PFA vice president Susan Shalabi said the match in Tel Aviv did not raise similar challenges.

“If they’re doing it in Israel proper, then it’s not our business,” she told AFP.

Adams accepts Sunday’s game was bound to attract a certain amount of controversy, but says, “I like to think it’s a small group of people making a lot of noise only because of social media.”

Adams, 62, was born in Quebec after his father Marcel fled Nazi labor camps in Romania during World War II, briefly living in what was then British-mandated Palestine before heading to Canada.

He insists his adoptive country is “open, tolerant, imbued with diversity and very democratic” and rejects the “horrible word ‘apartheid.'”
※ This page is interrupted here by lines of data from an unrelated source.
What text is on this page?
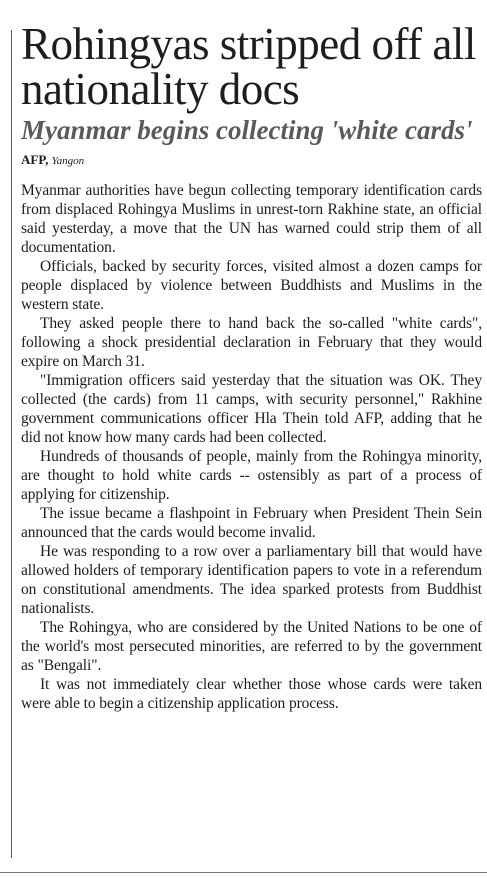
Rohingyas stripped off all nationality docs
Myanmar begins collecting 'white cards'
AFP, Yangon

Myanmar authorities have begun collecting temporary identification cards from displaced Rohingya Muslims in unrest-torn Rakhine state, an official said yesterday, a move that the UN has warned could strip them of all documentation.

Officials, backed by security forces, visited almost a dozen camps for people displaced by violence between Buddhists and Muslims in the western state.

They asked people there to hand back the so-called "white cards", following a shock presidential declaration in February that they would expire on March 31.

"Immigration officers said yesterday that the situation was OK. They collected (the cards) from 11 camps, with security personnel," Rakhine government communications officer Hla Thein told AFP, adding that he did not know how many cards had been collected.

Hundreds of thousands of people, mainly from the Rohingya minority, are thought to hold white cards -- ostensibly as part of a process of applying for citizenship.

The issue became a flashpoint in February when President Thein Sein announced that the cards would become invalid.

He was responding to a row over a parliamentary bill that would have allowed holders of temporary identification papers to vote in a referendum on constitutional amendments. The idea sparked protests from Buddhist nationalists.

The Rohingya, who are considered by the United Nations to be one of the world's most persecuted minorities, are referred to by the government as "Bengali".

It was not immediately clear whether those whose cards were taken were able to begin a citizenship application process.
“We have Arab police, doctors, nurses. There are Arab Israeli who represent Israel abroad, Arab Israeli lawmakers in the Knesset, and now an Arab party in the ruling coalition. That is the real story… and we only want to show the true face of Israel,” the entrepreneur insists.

“Sometimes people ask, ‘Sylvan, aren’t you mixing politics and sport?’ I reply, ‘Not at all.’ I am not politicking, I am not interested in politics. For me, politics is a partisan activity.”

Israeli-Canadian billionaire cyclist and businessman Sylvan Adams rides a bike with members of his team Start-Up Nation at his velodrome in Tel Aviv, on June 5, 2020. (Emmanuel Dunand/AFP)

He defines his own activities as “diplomacy.”

“Sport is a language everybody speaks,” he says.

“Using sport for a positive diplomatic objective, such as deepening ties with our neighbors in the Middle East, or staging a football match in Israel is sporting diplomacy. And I plead guilty to that!”

Times of Israel staff contributed to this report.